Boom 115 < Boom 116 > Boom 117


Spaanse aak
Acer campestre



Geslacht Familie
Acer Sapindaceae
Esdoorn Zeepboomfamilie

Plantjaar: 1990 (geschat)


Beschrijving van de soort Acer campestre:

De Spaanse aak of Veldesdoorn (Acer campestre) is een plant uit de zeepboomfamilie (Sapindaceae).

De Spaanse aak is meestal een struik, zelden een boom die 10 à 12 m hoog en 10 m breed kan worden. Uitzonderlijk bereikt een boom een hoogte van 25 m. Het is een traaggroeiende soort die 200 tot 300 jaar oud kan worden.

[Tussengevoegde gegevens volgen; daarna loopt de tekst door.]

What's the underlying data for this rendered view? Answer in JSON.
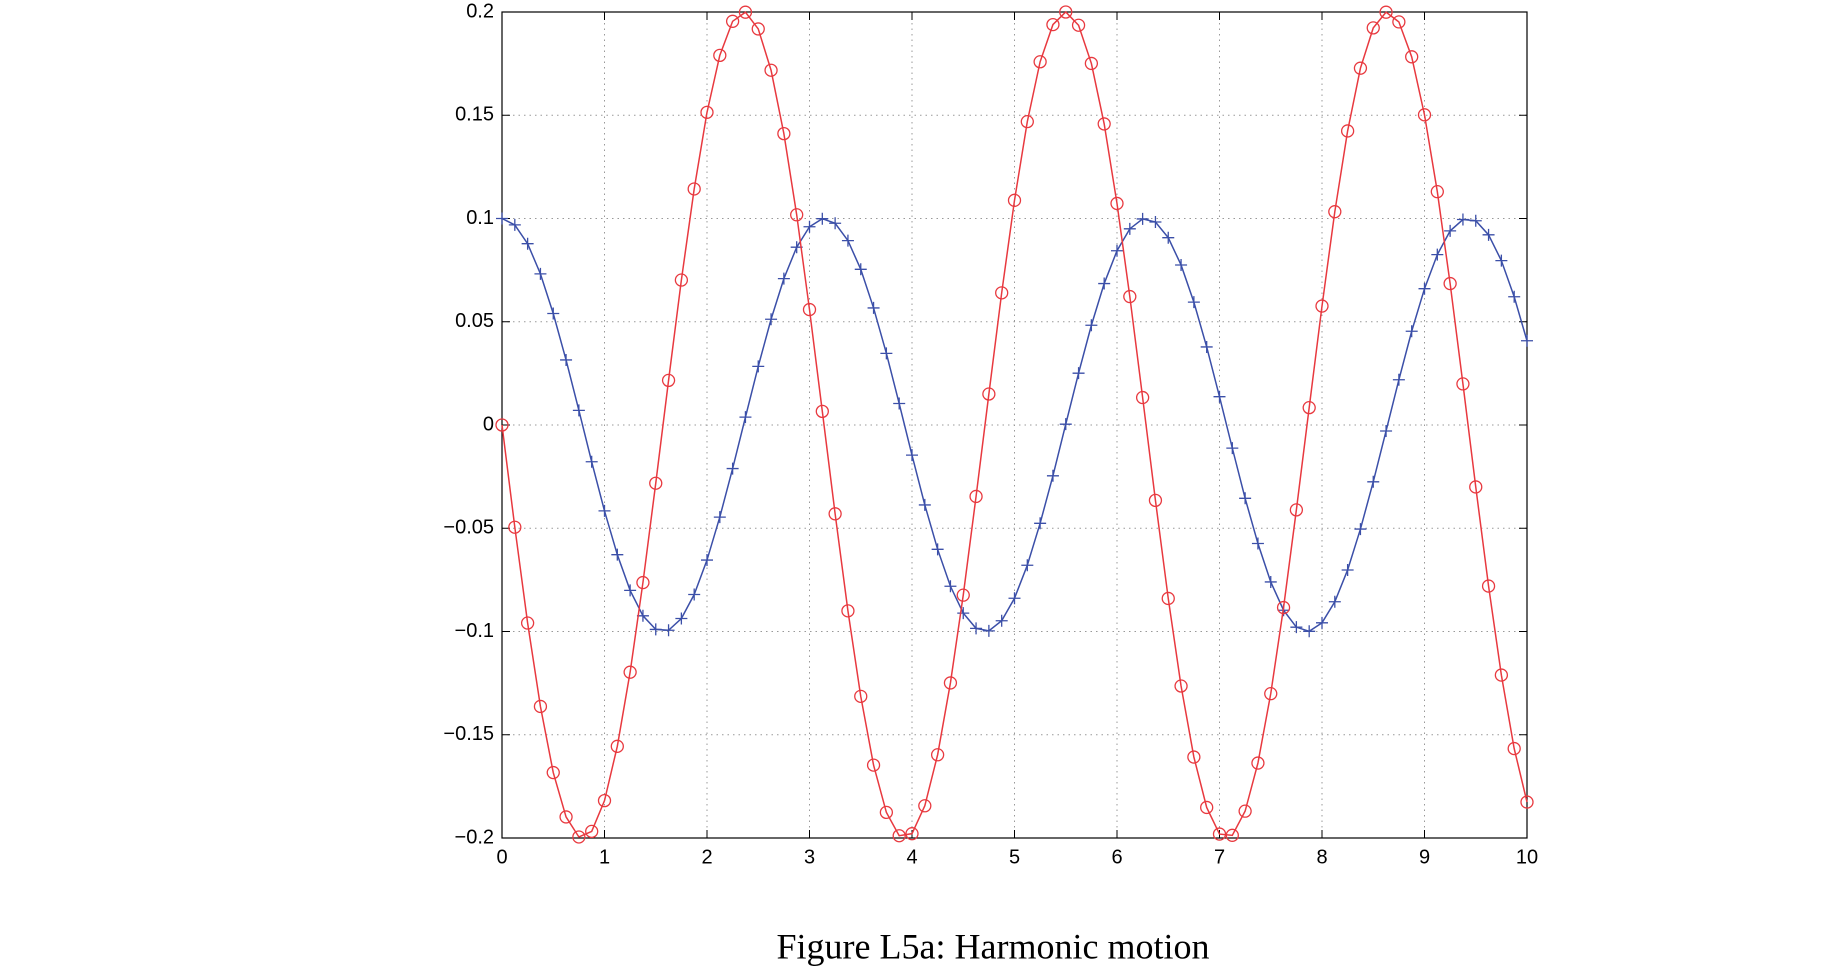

De takken zijn olijfgroen tot geelbruin en jonge takken zijn lichtbehaard. De takken vertonen vaak kurklijsten, waardoor in de winter verwarring met de gladde iep mogelijk is. In tegenstelling tot de Gladde iep zijn de knoppen echter rood en tegenoverstaand.

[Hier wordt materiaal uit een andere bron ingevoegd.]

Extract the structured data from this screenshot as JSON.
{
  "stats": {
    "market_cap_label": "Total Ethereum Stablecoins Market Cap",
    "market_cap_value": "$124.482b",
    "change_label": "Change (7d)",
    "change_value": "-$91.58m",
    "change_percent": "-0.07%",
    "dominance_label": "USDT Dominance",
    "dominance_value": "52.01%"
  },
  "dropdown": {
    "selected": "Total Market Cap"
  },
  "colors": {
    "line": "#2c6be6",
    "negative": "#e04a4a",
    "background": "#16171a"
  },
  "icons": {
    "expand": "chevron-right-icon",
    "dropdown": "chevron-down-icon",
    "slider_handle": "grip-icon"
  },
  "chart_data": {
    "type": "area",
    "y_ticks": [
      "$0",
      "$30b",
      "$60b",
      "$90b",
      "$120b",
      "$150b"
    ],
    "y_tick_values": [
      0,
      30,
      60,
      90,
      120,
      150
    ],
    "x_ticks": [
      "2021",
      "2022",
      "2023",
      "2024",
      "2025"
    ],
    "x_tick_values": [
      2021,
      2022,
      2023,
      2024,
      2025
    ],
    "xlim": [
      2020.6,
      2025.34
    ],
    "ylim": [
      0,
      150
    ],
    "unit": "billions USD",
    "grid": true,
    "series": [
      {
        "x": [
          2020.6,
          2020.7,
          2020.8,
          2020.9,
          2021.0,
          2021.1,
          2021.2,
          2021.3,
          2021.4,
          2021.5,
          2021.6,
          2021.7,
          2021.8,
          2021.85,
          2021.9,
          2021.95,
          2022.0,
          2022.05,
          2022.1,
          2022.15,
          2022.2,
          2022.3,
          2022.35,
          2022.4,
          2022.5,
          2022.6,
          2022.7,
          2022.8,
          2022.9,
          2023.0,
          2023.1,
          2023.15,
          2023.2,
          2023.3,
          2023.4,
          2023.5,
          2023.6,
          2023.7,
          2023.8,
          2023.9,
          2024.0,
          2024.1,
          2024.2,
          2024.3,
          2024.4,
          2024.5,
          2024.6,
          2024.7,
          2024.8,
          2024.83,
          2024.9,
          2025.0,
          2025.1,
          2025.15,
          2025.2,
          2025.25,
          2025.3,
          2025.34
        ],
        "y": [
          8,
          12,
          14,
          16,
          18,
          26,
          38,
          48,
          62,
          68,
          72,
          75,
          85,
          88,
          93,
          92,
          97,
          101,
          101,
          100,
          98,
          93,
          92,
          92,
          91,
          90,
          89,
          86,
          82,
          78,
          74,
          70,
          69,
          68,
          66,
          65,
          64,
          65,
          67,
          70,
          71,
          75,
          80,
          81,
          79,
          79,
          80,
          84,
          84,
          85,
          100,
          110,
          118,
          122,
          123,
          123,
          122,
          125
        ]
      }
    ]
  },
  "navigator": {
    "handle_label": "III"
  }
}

Het blad is veel kleiner dan van andere esdoorns en bestaat uit drie of vijf slippen, die zelf golvend tot gelobd zijn. De lobben zijn stomp, mat groen en aan de onderzijde behaard. De hoofdnerf is lichter van kleur en in de bladsteel zit melksap. In de herfst heeft de Spaanse aak een goudgele herfstkleur, maar kan in Zuid-Limburg ook rood zijn.

De rechtopstaande bloemtuilen verschijnen van mei tot juni, tegelijkertijd met of net na de bladeren. De bloemen zijn vrij klein, onopvallend en groengeel van kleur. De soort is meestal eenhuizig, soms tweehuizig, met in aanleg tweeslachtige bloemen, die echter functioneel eenslachtig zijn.

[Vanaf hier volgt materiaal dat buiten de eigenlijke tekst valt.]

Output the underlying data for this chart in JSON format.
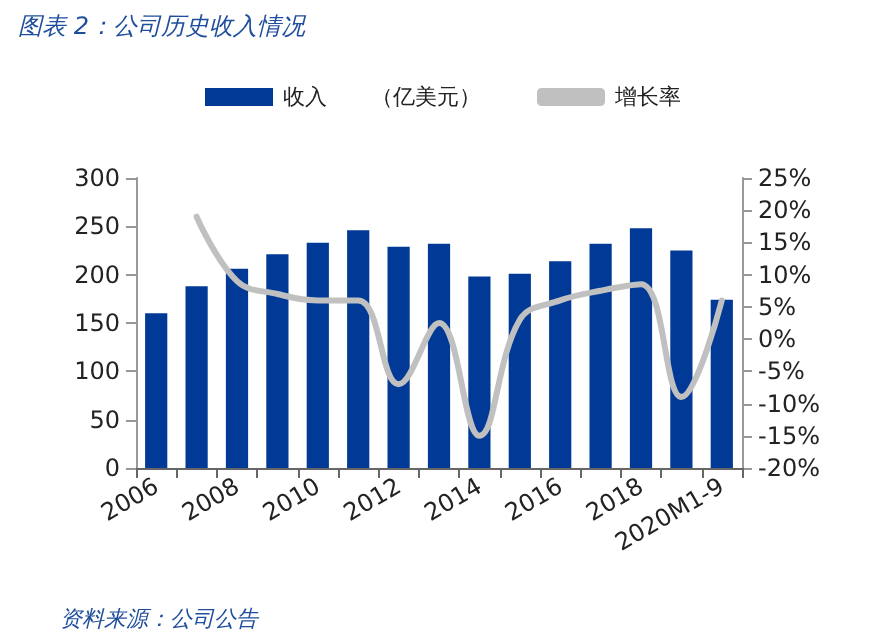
{
  "chart_data": {
    "type": "bar",
    "title": "图表 2：公司历史收入情况",
    "categories": [
      "2006",
      null,
      "2008",
      null,
      "2010",
      null,
      "2012",
      null,
      "2014",
      null,
      "2016",
      null,
      "2018",
      null,
      "2020M1-9"
    ],
    "series": [
      {
        "name": "收入　　（亿美元）",
        "color": "#003a96",
        "values": [
          160,
          188,
          206,
          221,
          233,
          246,
          229,
          232,
          198,
          201,
          214,
          232,
          248,
          225,
          174
        ]
      },
      {
        "name": "增长率",
        "type": "line",
        "axis": "y2",
        "color": "#c0c0c0",
        "values": [
          null,
          19,
          9,
          7,
          6,
          6,
          -7,
          2.5,
          -15,
          3,
          6,
          7.5,
          8.5,
          -9,
          6
        ]
      }
    ],
    "ylim": [
      0,
      300
    ],
    "yticks": [
      0,
      50,
      100,
      150,
      200,
      250,
      300
    ],
    "y2lim": [
      -20,
      25
    ],
    "y2ticks": [
      {
        "value": -20,
        "label": "-20%"
      },
      {
        "value": -15,
        "label": "-15%"
      },
      {
        "value": -10,
        "label": "-10%"
      },
      {
        "value": -5,
        "label": "-5%"
      },
      {
        "value": 0,
        "label": "0%"
      },
      {
        "value": 5,
        "label": "5%"
      },
      {
        "value": 10,
        "label": "10%"
      },
      {
        "value": 15,
        "label": "15%"
      },
      {
        "value": 20,
        "label": "20%"
      },
      {
        "value": 25,
        "label": "25%"
      }
    ],
    "legend": "top",
    "marker": "none",
    "line_style": "solid",
    "annotations": [
      "资料来源：公司公告"
    ]
  }
}
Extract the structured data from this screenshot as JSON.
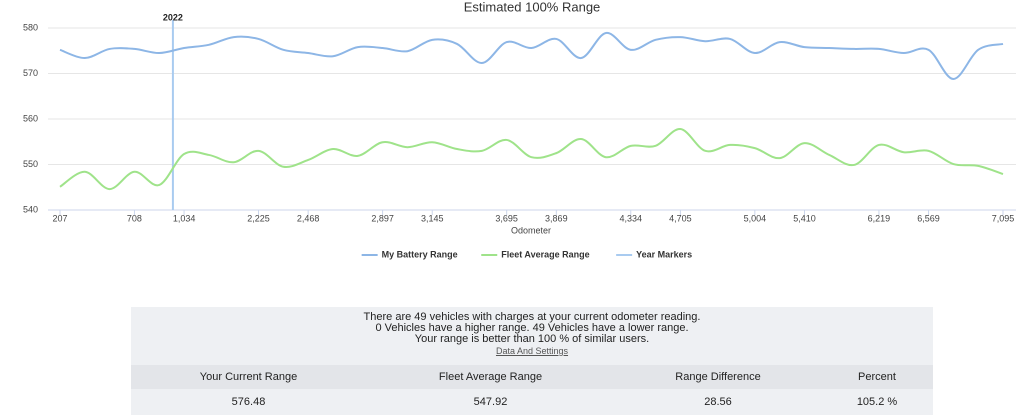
{
  "chart_data": {
    "type": "line",
    "title": "Estimated 100% Range",
    "x_label": "Odometer",
    "categories": [
      "207",
      null,
      null,
      "708",
      null,
      "1,034",
      null,
      null,
      "2,225",
      null,
      "2,468",
      null,
      null,
      "2,897",
      null,
      "3,145",
      null,
      null,
      "3,695",
      null,
      "3,869",
      null,
      null,
      "4,334",
      null,
      "4,705",
      null,
      null,
      "5,004",
      null,
      "5,410",
      null,
      null,
      "6,219",
      null,
      "6,569",
      null,
      null,
      "7,095"
    ],
    "series": [
      {
        "name": "My Battery Range",
        "color": "#8db6e6",
        "values": [
          575.2,
          573.4,
          575.4,
          575.4,
          574.5,
          575.6,
          576.3,
          578.0,
          577.6,
          575.2,
          574.5,
          573.8,
          575.8,
          575.6,
          574.9,
          577.4,
          576.5,
          572.3,
          576.9,
          575.6,
          577.6,
          573.4,
          578.9,
          575.2,
          577.4,
          578.0,
          577.1,
          577.6,
          574.5,
          576.9,
          575.8,
          575.6,
          575.4,
          575.4,
          574.5,
          575.2,
          568.8,
          575.2,
          576.5
        ]
      },
      {
        "name": "Fleet Average Range",
        "color": "#9fe38a",
        "values": [
          545.1,
          548.4,
          544.6,
          548.4,
          545.5,
          552.3,
          552.1,
          550.5,
          553.0,
          549.5,
          551.0,
          553.4,
          551.9,
          554.9,
          553.8,
          554.9,
          553.4,
          553.0,
          555.4,
          551.6,
          552.5,
          555.6,
          551.6,
          554.1,
          554.1,
          557.8,
          553.0,
          554.3,
          553.6,
          551.4,
          554.7,
          552.1,
          549.9,
          554.3,
          552.7,
          553.0,
          550.1,
          549.7,
          547.9
        ]
      }
    ],
    "year_markers": {
      "name": "Year Markers",
      "color": "#a9cbf0",
      "markers": [
        {
          "label": "2022",
          "x": 4.55
        }
      ]
    },
    "ylim": [
      540,
      580
    ],
    "yticks": [
      540,
      550,
      560,
      570,
      580
    ],
    "grid": true,
    "legend": "bottom"
  },
  "summary": {
    "lines": [
      "There are 49 vehicles with charges at your current odometer reading.",
      "0 Vehicles have a higher range. 49 Vehicles have a lower range.",
      "Your range is better than 100 % of similar users."
    ],
    "link": "Data And Settings",
    "headers": [
      "Your Current Range",
      "Fleet Average Range",
      "Range Difference",
      "Percent"
    ],
    "values": [
      "576.48",
      "547.92",
      "28.56",
      "105.2 %"
    ]
  }
}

De vrucht is een samara, waarbij de vleugeltjes in elkaars verlengde liggen. Hierdoor zijn ze gemakkelijk te onderscheiden van die van de gewone esdoornen de Noorse esdoorn. Het duurt achttien maanden voordat de zaden ontkiemen. De plant laat zich goed snoeien en wordt dan ook vaak in hagen gehouden, maar kan beter niet in het voorjaar gesnoeid worden omdat hij dan gaat “bloeden”.

De bloemen zijn een goede bron van nectar en pollen, en worden druk bezocht door bijen en andere insecten. De vruchten worden gegeten door onder andere appelvink en groenling. De schors is voedselrijk en niet zuur, en kan meer epifyten huisvesten dan de andere inheemse esdoorns. Mede door het snel verterende blad is het een bodemverplegende soort.

Het hout werd veel gebruikt om kleine gereedschappen en stelen te maken. Doordat de schors niet afvalt werden traditioneel zitstokken voor hoenderhokken van de takken gemaakt. Hierdoor werden de poten niet koud en hadden de kippen een goede houvast. Vermoedelijk diende het loof in tijden van schaarste ook als voedsel voor vee. Veldesdoorn leverde ook brandhout van goede kwaliteit.